Bab 38 | Arshaka: Rasa Bersalah

190 42 87
                                    

Jujur makin kesini makin susah nulis woyyy!!!

Mau banget disemangatin sama kalian nih 🔥🔥🔥

Happy Reading ❤️

🍁🍁🍁

Mendengarkan Amma bercerita tentang Tante Linda jujur membuatku tak tenang. Aku tahu hal ini tidak hanya akan menyakiti Nala, tapi juga Amma sendiri. Aku mengerti Amma memendamnya selama ini. Tak pernah sekalipun beliau menyebut nama mendiang sahabatnya. Meski aku yakin, beliau melihat Tante Linda dalam wajah Nala.

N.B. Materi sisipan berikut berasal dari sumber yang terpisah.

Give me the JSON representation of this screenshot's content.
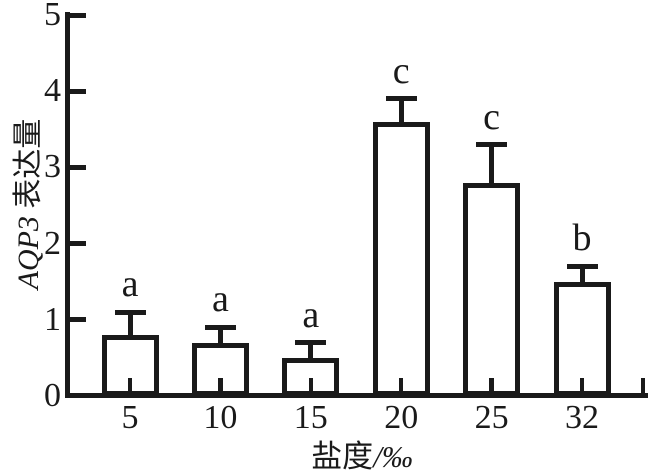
{
  "chart_data": {
    "type": "bar",
    "title": "",
    "categories": [
      "5",
      "10",
      "15",
      "20",
      "25",
      "32"
    ],
    "values": [
      0.8,
      0.7,
      0.5,
      3.6,
      2.8,
      1.5
    ],
    "errors_upper": [
      0.3,
      0.2,
      0.2,
      0.3,
      0.5,
      0.2
    ],
    "sig_letters": [
      "a",
      "a",
      "a",
      "c",
      "c",
      "b"
    ],
    "xlabel": "盐度/‰",
    "ylabel": "AQP3 表达量",
    "ylim": [
      0,
      5
    ],
    "yticks": [
      0,
      1,
      2,
      3,
      4,
      5
    ],
    "grid": false,
    "legend": "none",
    "bar_fill": "#ffffff",
    "stroke_color": "#1a1a1a"
  },
  "chart": {
    "ylabel_italic": "AQP3",
    "ylabel_cn": " 表达量",
    "xlabel_cn": "盐度",
    "xlabel_unit": "/‰"
  }
}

Kuantarkan Nala ke rumahnya malam ini. Dia tampak baik-baik saja seperti yang sudah dikatakannya. Namun aku belum percaya sepenuhnya, mengingat dia menangis sesenggukan tadi.

"Gue temenin sampai lo tidur, ya?"

"Lho-lho-lho nggak bahaya tho?" candanya.

Aku terkekeh lalu mengacak rambutnya. Nala si asal-bunyi telah kembali.

"Lo mikir apa, hm? Mana berani gue macam-macam sama anak kesayangan Amma?"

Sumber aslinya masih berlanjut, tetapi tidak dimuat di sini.